# Independence of a random variable and a sigma algebra

Let $$(\Omega,\mathcal{F},P)$$ be a probability space and $$X$$ be a random variable on it. Consider a sub $$\sigma$$-algebra $$\mathcal{G}$$. $$X$$ is said to be independent of $$\mathcal{G}$$ if $$\sigma(X)$$ and $$\mathcal{G}$$ are independent as $$\sigma$$-algebras.

I already know the fact that independence of $$X$$ and $$\mathcal{G}$$ implies $$\mathbb{E}[X|\mathcal{G}]=\mathbb{E}[X]$$ but not necessarily the other way round. However, if $$X$$ satisfies the equality $$\mathbb{E}[e^{itX}|\mathcal{G}]=\mathbb{E}[e^{itX}]$$, for all $$t\in\mathbb{R}$$, then can we conclude that $$X$$ and $$\mathcal{G}$$ are independent?

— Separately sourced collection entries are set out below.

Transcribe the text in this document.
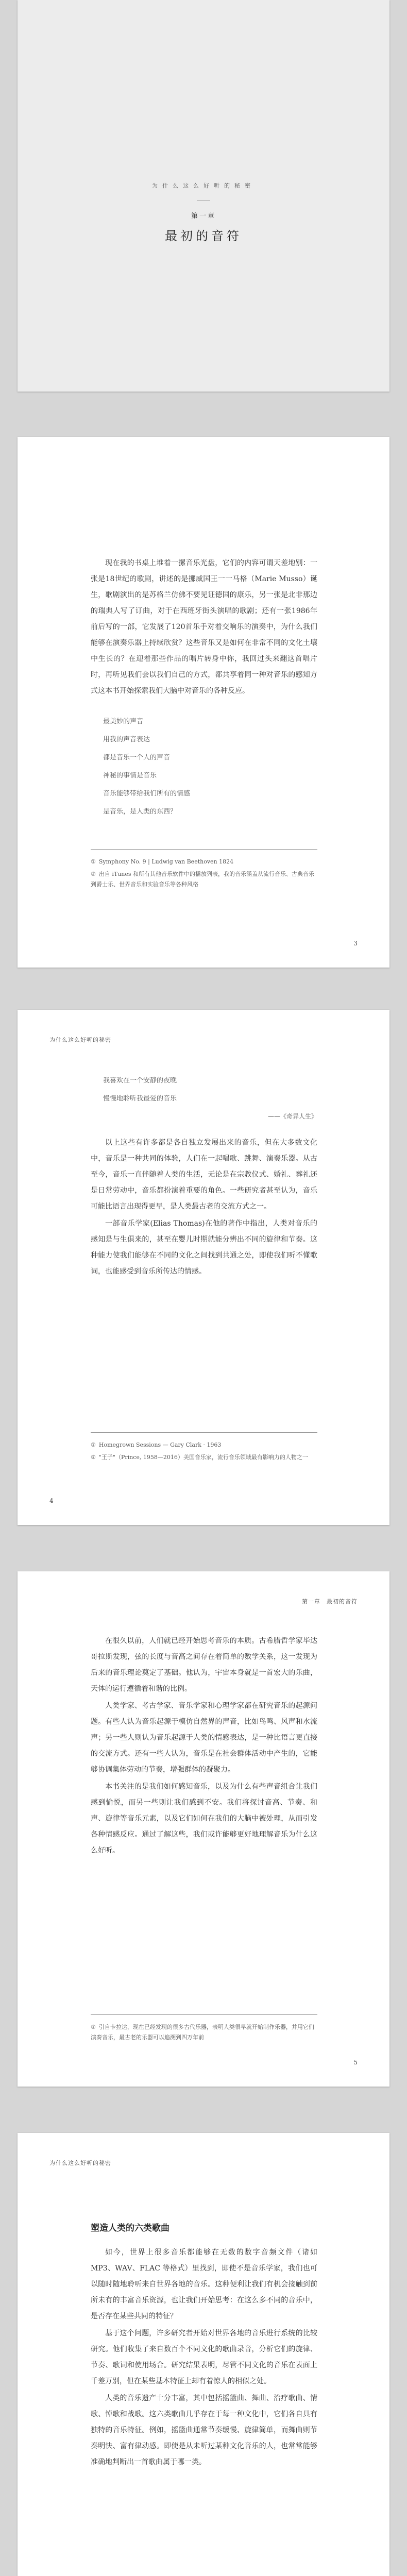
为什么这么好听的秘密
第一章
最初的音符

现在我的书桌上堆着一摞音乐光盘，它们的内容可谓天差地别：一张是18世纪的歌剧，讲述的是挪威国王一一马格（Marie Musso）诞生，歌剧演出的是苏格兰仿佛不要见证德国的康乐，另一张是北非那边的瑞典人写了订曲，对于在西班牙街头演唱的歌剧；还有一张1986年前后写的一部，它发展了120首乐手对着交响乐的演奏中，为什么我们能够在演奏乐器上持续欣赏？这些音乐又是如何在非常不同的文化土壤中生长的？在迎着那些作品的唱片转身中你，我回过头来翻这首唱片时，再听见我们会以我们自己的方式，都共享着同一种对音乐的感知方式这本书开始探索我们大脑中对音乐的各种反应。

最美妙的声音

用我的声音表达

都是音乐一个人的声音

神秘的事情是音乐

音乐能够带给我们所有的情感

是音乐，是人类的东西？

① Symphony No. 9 | Ludwig van Beethoven 1824

② 出自 iTunes 和所有其他音乐软件中的播放列表，我的音乐涵盖从流行音乐、古典音乐到爵士乐、世界音乐和实验音乐等各种风格

3
为什么这么好听的秘密

我喜欢在一个安静的夜晚

慢慢地聆听我最爱的音乐

——《奇异人生》

以上这些有许多都是各自独立发展出来的音乐，但在大多数文化中，音乐是一种共同的体验，人们在一起唱歌、跳舞、演奏乐器。从古至今，音乐一直伴随着人类的生活，无论是在宗教仪式、婚礼、葬礼还是日常劳动中，音乐都扮演着重要的角色。一些研究者甚至认为，音乐可能比语言出现得更早，是人类最古老的交流方式之一。

一部音乐学家(Elias Thomas)在他的著作中指出，人类对音乐的感知是与生俱来的，甚至在婴儿时期就能分辨出不同的旋律和节奏。这种能力使我们能够在不同的文化之间找到共通之处，即使我们听不懂歌词，也能感受到音乐所传达的情感。

① Homegrown Sessions — Gary Clark · 1963

② "王子"（Prince, 1958—2016）美国音乐家，流行音乐领域最有影响力的人物之一

4
第一章　最初的音符

在很久以前，人们就已经开始思考音乐的本质。古希腊哲学家毕达哥拉斯发现，弦的长度与音高之间存在着简单的数学关系，这一发现为后来的音乐理论奠定了基础。他认为，宇宙本身就是一首宏大的乐曲，天体的运行遵循着和谐的比例。

人类学家、考古学家、音乐学家和心理学家都在研究音乐的起源问题。有些人认为音乐起源于模仿自然界的声音，比如鸟鸣、风声和水流声；另一些人则认为音乐起源于人类的情感表达，是一种比语言更直接的交流方式。还有一些人认为，音乐是在社会群体活动中产生的，它能够协调集体劳动的节奏，增强群体的凝聚力。

本书关注的是我们如何感知音乐，以及为什么有些声音组合让我们感到愉悦，而另一些则让我们感到不安。我们将探讨音高、节奏、和声、旋律等音乐元素，以及它们如何在我们的大脑中被处理，从而引发各种情感反应。通过了解这些，我们或许能够更好地理解音乐为什么这么好听。

① 引自卡拉达，现在已经发现的很多古代乐器，表明人类很早就开始制作乐器，并用它们演奏音乐，最古老的乐器可以追溯到四万年前

5
为什么这么好听的秘密

塑造人类的六类歌曲

如今，世界上很多音乐都能够在无数的数字音频文件（诸如 MP3、WAV、FLAC 等格式）里找到，即使不是音乐学家，我们也可以随时随地聆听来自世界各地的音乐。这种便利让我们有机会接触到前所未有的丰富音乐资源，也让我们开始思考：在这么多不同的音乐中，是否存在某些共同的特征？

基于这个问题，许多研究者开始对世界各地的音乐进行系统的比较研究。他们收集了来自数百个不同文化的歌曲录音，分析它们的旋律、节奏、歌词和使用场合。研究结果表明，尽管不同文化的音乐在表面上千差万别，但在某些基本特征上却有着惊人的相似之处。

人类的音乐遗产十分丰富，其中包括摇篮曲、舞曲、治疗歌曲、情歌、悼歌和战歌。这六类歌曲几乎存在于每一种文化中，它们各自具有独特的音乐特征。例如，摇篮曲通常节奏缓慢、旋律简单，而舞曲则节奏明快、富有律动感。即使是从未听过某种文化音乐的人，也常常能够准确地判断出一首歌曲属于哪一类。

Yes. The equality $$\mathbb{E}[e^{itX}|\mathcal{G}]=\mathbb{E}[e^{itX}]$$ means that for any $$A\in\mathcal G$$ and for all $$t$$ $$\mathbb{E}[e^{itX} \mathbb 1_A]=\mathbb{E}[e^{itX}]\cdot\mathbb P(A).$$ And also $$A^c\in\mathcal G$$, so this equality holds for $$A^c$$ as well.
Let us use Kac's theorem $$\mathbb{E}[e^{itX} e^{is\mathbb 1_A}]=\mathbb{E}[e^{itX}\left(e^{is}\mathbb 1_A+\mathbb 1_{A^c}\right)]=e^{is}\mathbb{E}[e^{itX}\mathbb 1_A]+\mathbb{E}[e^{itX}\mathbb 1_{A^c}]$$ $$= e^{is} \mathbb{E}[e^{itX}]\mathbb P(A) + \mathbb{E}[e^{itX}]\mathbb P(A^c) = \mathbb{E}[e^{itX}]\left(e^{is}\mathbb P(A) +\mathbb P(A^c)\right) = \mathbb{E}[e^{itX}]\mathbb{E}[e^{is\mathbb 1_A}].$$ We can see that for all $$t,s\in\mathbb R$$, the joint characteristic function of $$X,\mathbb 1_A$$ is a product of c.f.'s. Kac's theorem implies that $$X$$ and $$\mathbb 1_A$$ are independent. And since it holds for all $$A\in\mathcal G$$, $$X$$ and $$\mathcal G$$ are independent.